To conclude, through the comparison with OAEI’s participants in the interactive ontology matching tracks with different scales, our approach is able to more effectively exploit the user validation to improve the performance of its non-interactive version, and the qualities of the alignments obtained by our approach with three user error rates ranging from 0.1 to 0.3 are all better than the state-of-the-art interactive biomedical ontology matching techniques.

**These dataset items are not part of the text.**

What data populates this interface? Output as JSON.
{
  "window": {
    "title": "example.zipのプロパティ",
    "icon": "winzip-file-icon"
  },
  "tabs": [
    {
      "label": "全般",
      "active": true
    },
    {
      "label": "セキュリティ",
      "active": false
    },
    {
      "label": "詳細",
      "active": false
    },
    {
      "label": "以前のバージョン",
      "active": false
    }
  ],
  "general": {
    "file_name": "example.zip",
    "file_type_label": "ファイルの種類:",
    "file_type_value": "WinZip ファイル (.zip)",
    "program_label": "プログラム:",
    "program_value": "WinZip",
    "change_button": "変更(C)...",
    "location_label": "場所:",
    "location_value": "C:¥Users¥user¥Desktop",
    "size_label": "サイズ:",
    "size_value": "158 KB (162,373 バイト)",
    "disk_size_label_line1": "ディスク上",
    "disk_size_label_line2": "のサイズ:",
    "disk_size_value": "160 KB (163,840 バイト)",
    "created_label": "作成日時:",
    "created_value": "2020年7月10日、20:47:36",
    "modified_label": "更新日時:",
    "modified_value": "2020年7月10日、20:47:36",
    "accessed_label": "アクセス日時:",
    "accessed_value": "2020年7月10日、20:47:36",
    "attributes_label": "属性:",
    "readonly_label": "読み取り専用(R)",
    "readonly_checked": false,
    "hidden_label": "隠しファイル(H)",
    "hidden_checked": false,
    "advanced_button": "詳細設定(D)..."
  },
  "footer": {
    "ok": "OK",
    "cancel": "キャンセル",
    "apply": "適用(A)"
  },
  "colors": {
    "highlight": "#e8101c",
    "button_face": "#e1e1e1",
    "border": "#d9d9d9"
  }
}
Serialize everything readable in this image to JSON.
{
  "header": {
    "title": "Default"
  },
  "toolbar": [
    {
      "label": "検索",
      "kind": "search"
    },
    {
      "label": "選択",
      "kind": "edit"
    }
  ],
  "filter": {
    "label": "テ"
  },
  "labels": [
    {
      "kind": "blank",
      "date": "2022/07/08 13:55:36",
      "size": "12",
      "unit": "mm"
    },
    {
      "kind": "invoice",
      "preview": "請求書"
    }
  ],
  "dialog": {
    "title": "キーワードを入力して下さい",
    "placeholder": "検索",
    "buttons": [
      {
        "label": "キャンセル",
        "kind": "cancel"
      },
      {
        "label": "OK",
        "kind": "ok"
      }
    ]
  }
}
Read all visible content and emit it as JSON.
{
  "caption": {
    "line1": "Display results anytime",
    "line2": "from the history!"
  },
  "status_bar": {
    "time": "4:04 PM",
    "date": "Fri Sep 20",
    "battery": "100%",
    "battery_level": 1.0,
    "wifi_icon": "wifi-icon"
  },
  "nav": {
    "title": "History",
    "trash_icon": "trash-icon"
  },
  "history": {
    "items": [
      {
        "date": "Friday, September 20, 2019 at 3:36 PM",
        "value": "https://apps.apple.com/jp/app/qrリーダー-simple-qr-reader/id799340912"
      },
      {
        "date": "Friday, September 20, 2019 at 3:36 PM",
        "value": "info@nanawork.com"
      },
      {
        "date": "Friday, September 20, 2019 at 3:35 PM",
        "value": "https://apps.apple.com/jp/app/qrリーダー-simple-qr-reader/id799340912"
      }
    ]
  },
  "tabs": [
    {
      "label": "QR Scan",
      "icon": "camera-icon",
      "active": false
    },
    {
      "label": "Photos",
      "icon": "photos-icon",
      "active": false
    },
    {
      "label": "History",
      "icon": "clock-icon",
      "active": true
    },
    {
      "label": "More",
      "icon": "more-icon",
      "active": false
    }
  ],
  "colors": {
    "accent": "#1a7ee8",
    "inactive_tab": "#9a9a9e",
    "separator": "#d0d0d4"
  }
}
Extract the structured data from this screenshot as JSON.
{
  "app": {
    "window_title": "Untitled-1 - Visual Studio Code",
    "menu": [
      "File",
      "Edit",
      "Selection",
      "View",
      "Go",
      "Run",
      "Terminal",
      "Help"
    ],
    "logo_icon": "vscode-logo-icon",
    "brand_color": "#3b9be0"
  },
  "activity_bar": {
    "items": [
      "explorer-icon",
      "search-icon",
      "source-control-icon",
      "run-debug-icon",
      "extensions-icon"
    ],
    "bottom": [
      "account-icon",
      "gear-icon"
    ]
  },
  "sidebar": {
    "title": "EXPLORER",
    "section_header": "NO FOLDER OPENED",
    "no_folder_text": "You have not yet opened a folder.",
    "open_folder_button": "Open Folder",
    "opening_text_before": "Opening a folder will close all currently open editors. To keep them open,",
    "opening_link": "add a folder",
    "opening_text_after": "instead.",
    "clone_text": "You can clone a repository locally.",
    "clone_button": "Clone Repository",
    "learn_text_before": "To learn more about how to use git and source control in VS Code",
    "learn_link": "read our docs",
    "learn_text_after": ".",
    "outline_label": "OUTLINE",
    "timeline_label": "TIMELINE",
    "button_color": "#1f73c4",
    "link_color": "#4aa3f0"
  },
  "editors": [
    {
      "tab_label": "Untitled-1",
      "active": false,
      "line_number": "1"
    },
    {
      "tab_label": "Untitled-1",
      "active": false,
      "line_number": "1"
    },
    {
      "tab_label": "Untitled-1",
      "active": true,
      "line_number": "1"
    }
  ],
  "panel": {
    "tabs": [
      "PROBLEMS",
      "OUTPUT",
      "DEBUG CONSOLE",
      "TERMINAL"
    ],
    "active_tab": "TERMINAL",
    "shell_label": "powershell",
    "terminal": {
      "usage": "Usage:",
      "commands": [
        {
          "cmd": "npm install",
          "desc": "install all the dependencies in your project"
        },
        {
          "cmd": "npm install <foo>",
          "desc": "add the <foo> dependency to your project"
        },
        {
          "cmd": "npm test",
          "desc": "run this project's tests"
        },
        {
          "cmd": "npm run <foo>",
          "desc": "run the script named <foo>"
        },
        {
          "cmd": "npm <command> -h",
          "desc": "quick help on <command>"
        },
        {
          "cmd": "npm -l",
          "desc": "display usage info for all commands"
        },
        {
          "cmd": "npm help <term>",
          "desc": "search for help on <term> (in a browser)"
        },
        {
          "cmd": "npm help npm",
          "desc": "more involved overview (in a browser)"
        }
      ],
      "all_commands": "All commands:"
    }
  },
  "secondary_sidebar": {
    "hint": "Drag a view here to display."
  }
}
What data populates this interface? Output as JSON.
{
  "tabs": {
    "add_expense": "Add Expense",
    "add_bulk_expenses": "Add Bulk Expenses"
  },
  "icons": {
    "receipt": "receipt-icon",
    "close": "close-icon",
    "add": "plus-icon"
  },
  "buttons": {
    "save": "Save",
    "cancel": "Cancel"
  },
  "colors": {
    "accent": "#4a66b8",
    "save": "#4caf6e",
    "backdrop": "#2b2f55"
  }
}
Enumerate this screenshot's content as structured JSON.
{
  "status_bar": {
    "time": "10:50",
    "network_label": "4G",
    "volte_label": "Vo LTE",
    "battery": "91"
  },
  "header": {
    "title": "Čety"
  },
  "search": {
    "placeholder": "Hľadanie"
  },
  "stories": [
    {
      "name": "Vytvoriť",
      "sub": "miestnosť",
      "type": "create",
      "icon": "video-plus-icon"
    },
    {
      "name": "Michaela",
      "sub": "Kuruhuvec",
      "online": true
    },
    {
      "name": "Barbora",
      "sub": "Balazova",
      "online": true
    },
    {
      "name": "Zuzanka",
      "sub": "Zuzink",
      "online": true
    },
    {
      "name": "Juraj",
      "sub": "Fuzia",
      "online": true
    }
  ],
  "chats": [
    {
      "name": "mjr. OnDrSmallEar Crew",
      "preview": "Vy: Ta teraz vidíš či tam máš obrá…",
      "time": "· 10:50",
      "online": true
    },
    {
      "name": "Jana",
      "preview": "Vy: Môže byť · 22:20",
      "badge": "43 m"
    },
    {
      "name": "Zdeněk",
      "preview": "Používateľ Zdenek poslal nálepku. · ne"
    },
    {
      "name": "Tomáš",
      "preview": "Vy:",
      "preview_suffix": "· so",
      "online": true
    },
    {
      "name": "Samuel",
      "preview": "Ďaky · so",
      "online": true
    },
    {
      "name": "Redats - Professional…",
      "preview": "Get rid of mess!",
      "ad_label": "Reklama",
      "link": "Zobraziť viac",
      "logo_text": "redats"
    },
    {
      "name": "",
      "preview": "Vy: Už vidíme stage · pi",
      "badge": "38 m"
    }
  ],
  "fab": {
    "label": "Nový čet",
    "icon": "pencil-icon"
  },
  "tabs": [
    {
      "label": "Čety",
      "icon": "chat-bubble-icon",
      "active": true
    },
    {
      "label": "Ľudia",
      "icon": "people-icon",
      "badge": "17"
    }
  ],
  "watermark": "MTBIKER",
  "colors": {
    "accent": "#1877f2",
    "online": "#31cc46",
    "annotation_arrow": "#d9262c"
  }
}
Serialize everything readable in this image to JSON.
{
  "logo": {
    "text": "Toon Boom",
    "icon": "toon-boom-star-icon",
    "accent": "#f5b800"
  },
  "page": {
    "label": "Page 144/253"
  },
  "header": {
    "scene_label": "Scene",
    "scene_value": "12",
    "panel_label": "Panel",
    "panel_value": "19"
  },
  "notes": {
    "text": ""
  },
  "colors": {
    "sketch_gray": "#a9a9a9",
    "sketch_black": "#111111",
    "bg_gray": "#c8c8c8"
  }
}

5 Conclusion and future work

To efficiently match biomedical ontologies, in this work, an interactive biomedical ontology matching approach is proposed, which can effectively utilize the user’s knowledge to guide the ETS-based ontology matcher’s search direction and improve its efficiency by reducing the algorithm’s search space. The experimental results show that our approach is able to efficiently exploit the user validation to improve its non-interactive version, and the performance of it outperforms the state-of-the-art interactive biomedical ontology matching techniques. In the future, we are interested in the strategies that can reuse a user’s validation results to further reduce the search space of the algorithm. In addition, we are also interested in decreasing the user’s error rate by warning him when contradicting validations are made.